The pump distributor’s team decided to specify three submersible pump models that were installed in a triplex arrangement. The triplex lift station is a unique arrangement of three pumps operating in parallel. Specifying three pumps for the sump (instead of one or two larger pumps) increases the system’s reliability while efficiently covering the required wide range of operating conditions between the seasons. The triplex control allows for the operation of one, two or all three pumps at a time depending on the changing rate of inflow to the tank. The pumps alternate lead and lag position. In this arrangement, they are exercised regularly and wear more evenly. A high-level alarm is also available. The non-clogging capability of the pumps makes them an effective solution for handling the grape wastewater process. This pump produces a shredding action using a cutting impeller with a tungsten carbide tip against a suction plate. The suction plate has an irregular opening with engineered cutting slots to help grab the debris and aid the impeller with shredding. Other characteristics that make these pumps a practical solution for the grape wastewater process include:

• Volume and lift—The non-clog, single vane impellers are designed for high volume and lift performance, ideal for the wet well application.

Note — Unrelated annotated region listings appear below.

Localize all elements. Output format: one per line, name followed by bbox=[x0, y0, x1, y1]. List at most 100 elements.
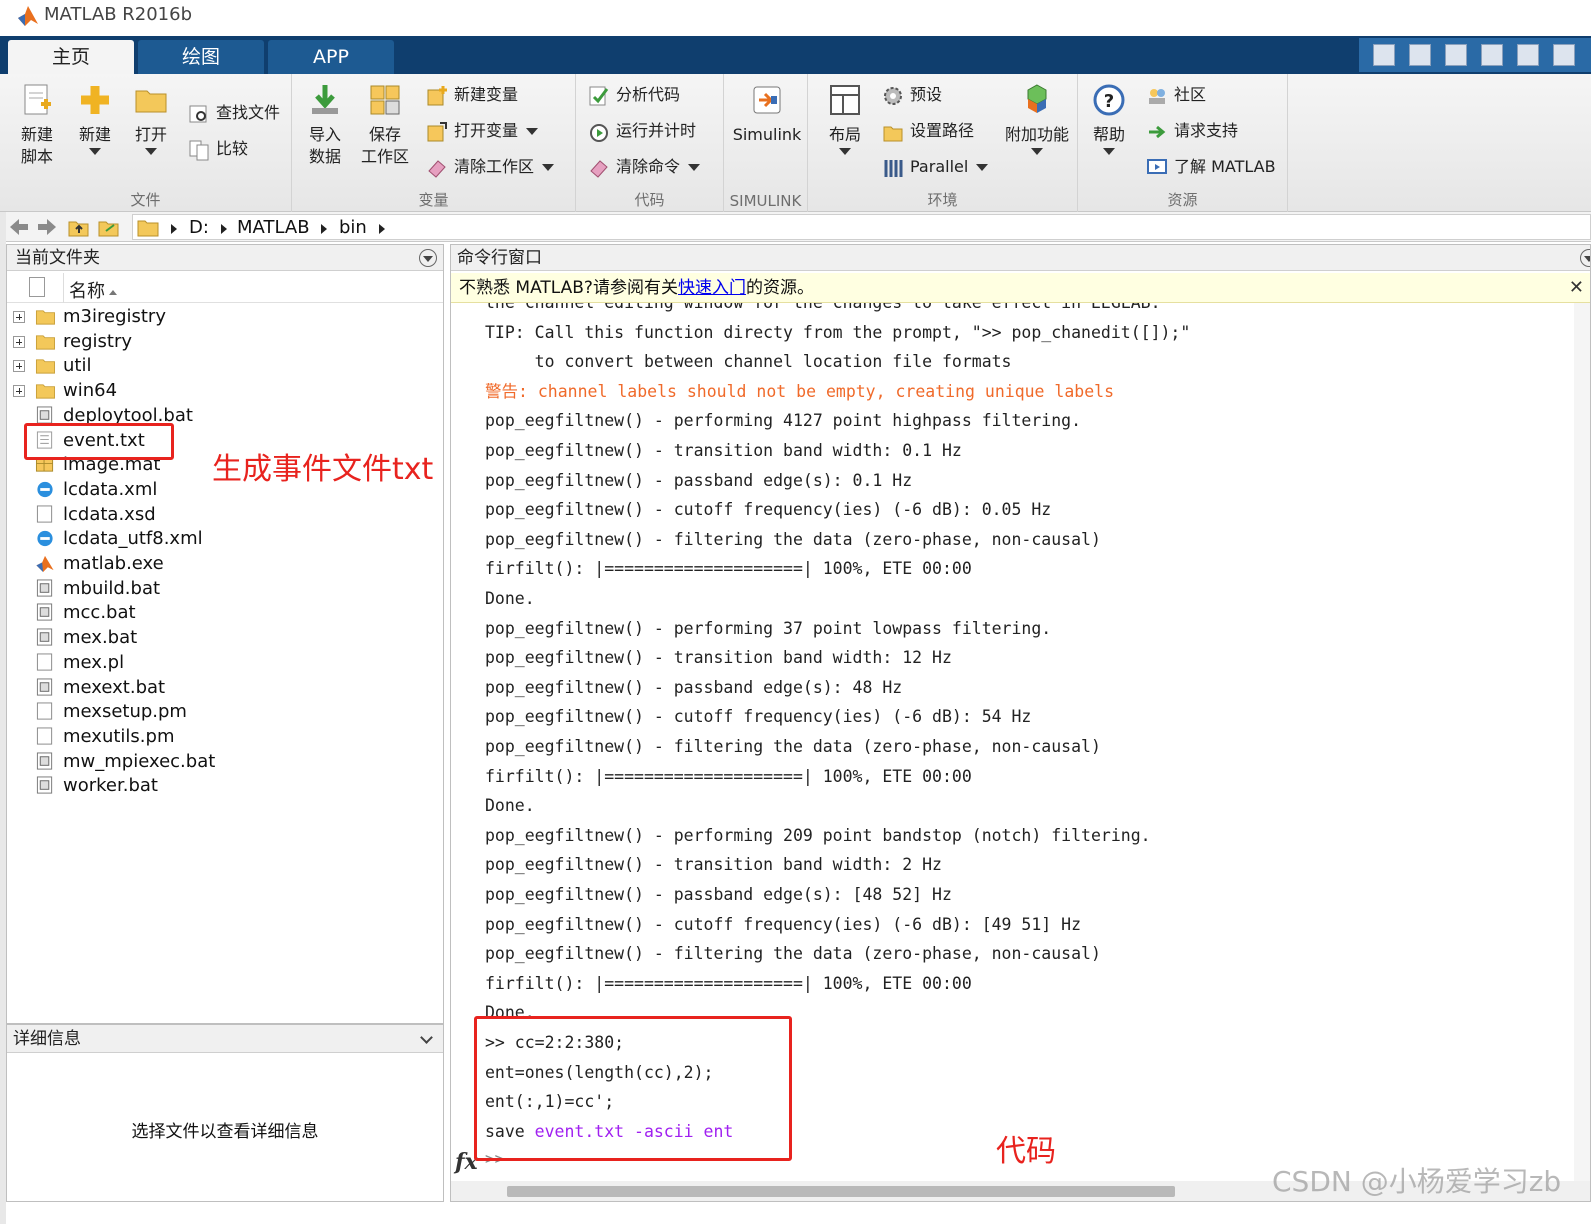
expand-icon[interactable] bbox=[13, 311, 25, 323]
folder-icon bbox=[35, 335, 55, 350]
name-column-label: 名称 bbox=[69, 281, 105, 302]
tab-home[interactable]: 主页 bbox=[8, 40, 134, 74]
file-row[interactable]: lcdata.xsd bbox=[7, 503, 443, 527]
file-list-header: 名称 bbox=[7, 273, 443, 303]
file-row[interactable]: matlab.exe bbox=[7, 552, 443, 576]
file-row[interactable]: mbuild.bat bbox=[7, 577, 443, 601]
file-row[interactable]: worker.bat bbox=[7, 774, 443, 798]
file-row[interactable]: mexutils.pm bbox=[7, 725, 443, 749]
up-folder-icon[interactable] bbox=[68, 216, 90, 238]
cut-icon[interactable] bbox=[1445, 44, 1467, 66]
folder-row[interactable]: win64 bbox=[7, 379, 443, 403]
output-line: pop_eegfiltnew() - performing 37 point l… bbox=[485, 618, 1052, 638]
learn-matlab-icon bbox=[1147, 158, 1167, 174]
tab-apps[interactable]: APP bbox=[268, 40, 394, 74]
file-name: util bbox=[63, 355, 92, 377]
file-row[interactable]: mexsetup.pm bbox=[7, 700, 443, 724]
folder-icon bbox=[35, 359, 55, 374]
file-row[interactable]: lcdata_utf8.xml bbox=[7, 527, 443, 551]
analyze-code-icon bbox=[589, 86, 609, 105]
scrollbar-thumb[interactable] bbox=[507, 1186, 1175, 1197]
eraser-icon bbox=[428, 159, 446, 178]
browse-folder-icon[interactable] bbox=[98, 216, 120, 238]
run-and-time-label: 运行并计时 bbox=[616, 121, 697, 140]
forward-arrow-icon[interactable] bbox=[36, 216, 58, 238]
request-support-button[interactable]: 请求支持 bbox=[1146, 116, 1238, 146]
community-label: 社区 bbox=[1174, 85, 1207, 104]
window-title: MATLAB R2016b bbox=[44, 4, 193, 25]
clear-commands-label: 清除命令 bbox=[616, 157, 681, 176]
clear-workspace-button[interactable]: 清除工作区 bbox=[426, 152, 555, 182]
ribbon-group-label: 资源 bbox=[1167, 191, 1198, 209]
open-variable-button[interactable]: 打开变量 bbox=[426, 116, 539, 146]
close-icon[interactable]: ✕ bbox=[1569, 273, 1584, 303]
breadcrumb-separator-icon bbox=[221, 224, 227, 234]
paste-icon[interactable] bbox=[1517, 44, 1539, 66]
bat-icon bbox=[36, 628, 53, 646]
save-icon[interactable] bbox=[1409, 44, 1431, 66]
help-button[interactable]: ? 帮助 bbox=[1080, 82, 1138, 155]
undo-icon[interactable] bbox=[1553, 44, 1575, 66]
community-button[interactable]: 社区 bbox=[1146, 80, 1206, 110]
add-ons-button[interactable]: 附加功能 bbox=[1000, 82, 1074, 155]
parallel-button[interactable]: Parallel bbox=[882, 152, 989, 182]
import-data-icon bbox=[312, 85, 338, 114]
new-script-button[interactable]: 新建 脚本 bbox=[8, 82, 66, 168]
chevron-down-icon[interactable] bbox=[420, 1031, 433, 1044]
expand-icon[interactable] bbox=[13, 385, 25, 398]
simulink-button[interactable]: Simulink bbox=[728, 82, 806, 146]
doc-icon bbox=[36, 653, 53, 671]
save-workspace-button[interactable]: 保存 工作区 bbox=[356, 82, 414, 168]
clear-commands-button[interactable]: 清除命令 bbox=[588, 152, 701, 182]
details-header[interactable]: 详细信息 bbox=[7, 1025, 443, 1053]
file-name: worker.bat bbox=[63, 775, 158, 797]
tab-plots[interactable]: 绘图 bbox=[138, 40, 264, 74]
folder-row[interactable]: util bbox=[7, 354, 443, 378]
compare-button[interactable]: 比较 bbox=[188, 134, 248, 164]
panel-actions-icon[interactable] bbox=[419, 249, 437, 267]
breadcrumb-bin[interactable]: bin bbox=[339, 217, 367, 238]
open-button[interactable]: 打开 bbox=[122, 82, 180, 155]
breadcrumb-drive[interactable]: D: bbox=[189, 217, 209, 238]
breadcrumb-separator-icon bbox=[171, 224, 177, 234]
find-files-button[interactable]: 查找文件 bbox=[188, 98, 280, 128]
folder-row[interactable]: registry bbox=[7, 330, 443, 354]
analyze-code-button[interactable]: 分析代码 bbox=[588, 80, 680, 110]
file-row[interactable]: mcc.bat bbox=[7, 601, 443, 625]
ribbon-group-resources: ? 帮助 社区 请求支持 了解 MATLAB 资源 bbox=[1078, 74, 1288, 212]
file-row[interactable]: mw_mpiexec.bat bbox=[7, 750, 443, 774]
new-variable-button[interactable]: 新建变量 bbox=[426, 80, 518, 110]
back-arrow-icon[interactable] bbox=[8, 216, 30, 238]
ribbon-group-label: 环境 bbox=[927, 191, 958, 209]
save-workspace-label: 保存 工作区 bbox=[360, 125, 409, 166]
add-ons-icon bbox=[1027, 84, 1047, 113]
file-name: mex.pl bbox=[63, 651, 125, 673]
file-row[interactable]: mexext.bat bbox=[7, 676, 443, 700]
layout-button[interactable]: 布局 bbox=[816, 82, 874, 155]
file-row[interactable]: mex.bat bbox=[7, 626, 443, 650]
copy-icon[interactable] bbox=[1481, 44, 1503, 66]
preferences-button[interactable]: 预设 bbox=[882, 80, 942, 110]
vertical-scrollbar[interactable] bbox=[1574, 303, 1590, 1183]
path-breadcrumb[interactable]: D: MATLAB bin bbox=[132, 214, 1591, 240]
panel-actions-icon[interactable] bbox=[1580, 249, 1590, 267]
import-data-button[interactable]: 导入 数据 bbox=[296, 82, 354, 168]
name-column-header[interactable]: 名称 bbox=[69, 277, 117, 303]
output-line: TIP: Call this function directy from the… bbox=[485, 322, 1191, 342]
file-name: win64 bbox=[63, 380, 118, 402]
set-path-button[interactable]: 设置路径 bbox=[882, 116, 974, 146]
ribbon-group-label: 代码 bbox=[634, 191, 665, 209]
open-label: 打开 bbox=[134, 125, 167, 144]
expand-icon[interactable] bbox=[13, 360, 25, 373]
folder-row[interactable]: m3iregistry bbox=[7, 305, 443, 329]
expand-icon[interactable] bbox=[13, 335, 25, 348]
run-and-time-button[interactable]: 运行并计时 bbox=[588, 116, 696, 146]
clear-workspace-label: 清除工作区 bbox=[454, 157, 535, 176]
quick-start-link[interactable]: 快速入门 bbox=[678, 278, 746, 298]
learn-matlab-button[interactable]: 了解 MATLAB bbox=[1146, 152, 1276, 182]
breadcrumb-matlab[interactable]: MATLAB bbox=[237, 217, 310, 238]
file-row[interactable]: mex.pl bbox=[7, 651, 443, 675]
open-window-icon[interactable] bbox=[1373, 44, 1395, 66]
new-button[interactable]: 新建 bbox=[66, 82, 124, 155]
import-data-label: 导入 数据 bbox=[308, 125, 341, 166]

• Wear resistance—All wear and wet parts (parts exposed to the grape waste)—such as the impeller, wear-plate, oil housing, pump-housing and inner pump top—are made of cast 316 stainless steel material.

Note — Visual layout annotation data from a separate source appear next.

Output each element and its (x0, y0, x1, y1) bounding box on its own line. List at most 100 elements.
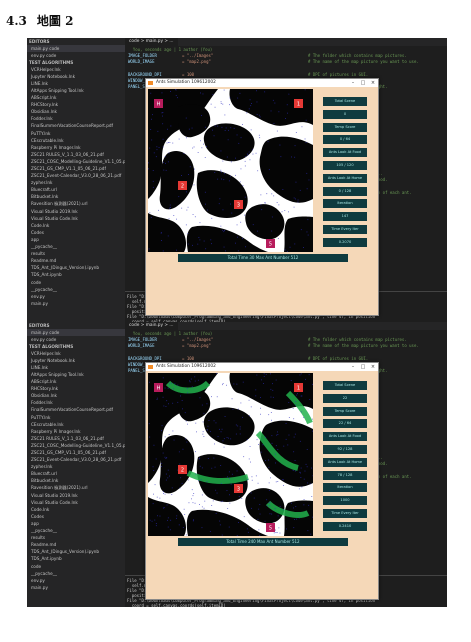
open-editor-item[interactable]: env.py code (27, 336, 125, 343)
file-item[interactable]: zypher.lnk (27, 464, 125, 471)
file-item[interactable]: Obsidian.lnk (27, 393, 125, 400)
file-item[interactable]: TDS_Ant.ipynb (27, 556, 125, 563)
open-editor-item[interactable]: env.py code (27, 52, 125, 59)
file-item[interactable]: Jupyter Notebook.lnk (27, 357, 125, 364)
file-item[interactable]: ZSC21_GS_CMP_V1.1_05_06_21.pdf (27, 166, 125, 173)
file-item[interactable]: AltApps Snipping Tool.lnk (27, 371, 125, 378)
file-item[interactable]: TDS_Ant.ipynb (27, 272, 125, 279)
ant-dot (165, 473, 167, 475)
file-item[interactable]: ABScript.lnk (27, 95, 125, 102)
file-item[interactable]: Readme.md (27, 542, 125, 549)
file-item[interactable]: FinalSummerVacationCourseReport.pdf (27, 123, 125, 130)
file-item[interactable]: CEscrutable.lnk (27, 421, 125, 428)
file-item[interactable]: Codes (27, 229, 125, 236)
ant-dot (275, 379, 277, 381)
minimize-button[interactable]: – (348, 79, 358, 87)
file-item[interactable]: results (27, 535, 125, 542)
file-item[interactable]: Ravesition 檢測器(2021).url (27, 201, 125, 208)
file-item[interactable]: AltApps Snipping Tool.lnk (27, 87, 125, 94)
file-item[interactable]: Code.lnk (27, 222, 125, 229)
file-item[interactable]: PuTTY.lnk (27, 130, 125, 137)
file-item[interactable]: Readme.md (27, 258, 125, 265)
file-item[interactable]: RHCStory.lnk (27, 102, 125, 109)
tab-main-py[interactable]: code > main.py > ... (125, 38, 178, 46)
file-item[interactable]: env.py (27, 293, 125, 300)
window-titlebar[interactable]: Ants Simulation 109612002 (146, 79, 378, 87)
file-item[interactable]: Visual Studio Code.lnk (27, 215, 125, 222)
file-item[interactable]: ZSC21 RULES_V_1.1_03_06_21.pdf (27, 151, 125, 158)
maximize-button[interactable]: □ (358, 363, 368, 371)
file-item[interactable]: CEscrutable.lnk (27, 137, 125, 144)
file-item[interactable]: TDS_Ant_(Dingus_Version).ipynb (27, 549, 125, 556)
ant-dot (266, 193, 268, 195)
ant-dot (152, 114, 153, 116)
close-button[interactable]: × (368, 79, 378, 87)
ant-dot (161, 92, 163, 94)
file-item[interactable]: code (27, 279, 125, 286)
file-item[interactable]: Obsidian.lnk (27, 109, 125, 116)
file-item[interactable]: LINE.lnk (27, 80, 125, 87)
file-item[interactable]: app (27, 520, 125, 527)
file-item[interactable]: __pycache__ (27, 528, 125, 535)
file-item[interactable]: code (27, 563, 125, 570)
file-item[interactable]: Fodder.lnk (27, 116, 125, 123)
minimize-button[interactable]: – (348, 363, 358, 371)
file-item[interactable]: zypher.lnk (27, 180, 125, 187)
file-item[interactable]: Jupyter Notebook.lnk (27, 73, 125, 80)
editor-tabs: code > main.py > ... (125, 38, 447, 46)
ant-dot (168, 142, 169, 143)
file-item[interactable]: ZSC21_Event-Calendar_V3.0_28_06_21.pdf (27, 457, 125, 464)
file-item[interactable]: Raspberry Pi Imager.lnk (27, 428, 125, 435)
file-item[interactable]: Bluecraft.url (27, 471, 125, 478)
open-editor-item[interactable]: main.py code (27, 45, 125, 53)
file-item[interactable]: __pycache__ (27, 286, 125, 293)
ant-dot (176, 218, 177, 220)
simulation-window[interactable]: Ants Simulation 109612002 – □ × H 1 2 3 5 To… (145, 78, 379, 316)
ant-dot (256, 374, 258, 376)
file-item[interactable]: Visual Studio Code.lnk (27, 499, 125, 506)
file-item[interactable]: Bitbucket.lnk (27, 194, 125, 201)
file-item[interactable]: PuTTY.lnk (27, 414, 125, 421)
file-item[interactable]: LINE.lnk (27, 364, 125, 371)
file-item[interactable]: TDS_Ant_(Dingus_Version).ipynb (27, 265, 125, 272)
file-item[interactable]: main.py (27, 300, 125, 307)
file-item[interactable]: __pycache__ (27, 570, 125, 577)
file-item[interactable]: Raspberry Pi Imager.lnk (27, 144, 125, 151)
file-item[interactable]: FinalSummerVacationCourseReport.pdf (27, 407, 125, 414)
file-item[interactable]: Bitbucket.lnk (27, 478, 125, 485)
file-item[interactable]: Ravesition 檢測器(2021).url (27, 485, 125, 492)
open-editor-item[interactable]: main.py code (27, 329, 125, 337)
close-button[interactable]: × (368, 363, 378, 371)
file-item[interactable]: Code.lnk (27, 506, 125, 513)
file-item[interactable]: Codes (27, 513, 125, 520)
file-item[interactable]: Fodder.lnk (27, 400, 125, 407)
ant-dot (197, 152, 199, 153)
file-item[interactable]: __pycache__ (27, 244, 125, 251)
file-item[interactable]: results (27, 251, 125, 258)
simulation-window[interactable]: Ants Simulation 109612002 – □ × H 1 2 3 5 To… (145, 362, 379, 600)
file-item[interactable]: Visual Studio 2019.lnk (27, 208, 125, 215)
file-item[interactable]: ZSC21_COSC_Modelling-Guideline_V1.1_05.p… (27, 158, 125, 165)
maximize-button[interactable]: □ (358, 79, 368, 87)
tab-main-py[interactable]: code > main.py > ... (125, 322, 178, 330)
file-item[interactable]: ZSC21_Event-Calendar_V3.0_28_06_21.pdf (27, 173, 125, 180)
file-item[interactable]: Visual Studio 2019.lnk (27, 492, 125, 499)
file-item[interactable]: ABScript.lnk (27, 379, 125, 386)
file-item[interactable]: env.py (27, 577, 125, 584)
ant-dot (237, 236, 238, 238)
ant-dot (167, 161, 169, 163)
file-item[interactable]: RHCStory.lnk (27, 386, 125, 393)
file-item[interactable]: VCRHelper.lnk (27, 350, 125, 357)
ant-dot (170, 91, 171, 92)
ant-dot (245, 156, 247, 157)
file-item[interactable]: main.py (27, 584, 125, 591)
ant-dot (148, 248, 150, 250)
window-titlebar[interactable]: Ants Simulation 109612002 (146, 363, 378, 371)
file-item[interactable]: ZSC21 RULES_V_1.1_03_06_21.pdf (27, 435, 125, 442)
file-item[interactable]: VCRHelper.lnk (27, 66, 125, 73)
code-variable: BACKGROUND_DPI (128, 355, 162, 361)
file-item[interactable]: Bluecraft.url (27, 187, 125, 194)
file-item[interactable]: app (27, 236, 125, 243)
file-item[interactable]: ZSC21_GS_CMP_V1.1_05_06_21.pdf (27, 450, 125, 457)
file-item[interactable]: ZSC21_COSC_Modelling-Guideline_V1.1_05.p… (27, 442, 125, 449)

• Reliability—The pumps offer three-seal motor protection. The submersible motor is protected by double mechanical seals. The lower seals are made of silicon carbide/silicon carbide, and the upper seal is carbon/ceramic. An additional lip seal is installed above the impeller to help prevent abrasives from entering the seal chamber. Winding protection and National Electrical Manufacturers Association Class-F motor insulation allows motor temperatures up to 230 F, which offers an advantage compared to pumps with Class-A and Class-B insulation. An automatic switch turns the pump motor off if the temperature and/or amp draw rises too high.

System Benefits

The final system was installed in 2008. As designed, all wastewater flows to the wet well containing three submersible pumps in parallel—including a lag pump, a lead pump and a spare. They remain totally submerged for maximum cooling, even at the lowest liquid level. Effluent flows from the wet well to the equalization tank and the reactor and into aerobic settling ponds. The wastewater is held in these ponds until required for irrigation. Based on content, the ponds are drained and dredged to remove any sludge buildup. Simpson has been happy with the system’s reliability. “The pumps have been installed for five years, and during that period, the only main­tenance that was required was a single seal replacement. “Fortunately the warning system advised of the seal failure, and we were able to easily switch to the backup pump while we replaced the seal. There was no slow down or stoppage in production.” The system keeps the winemaking process moving.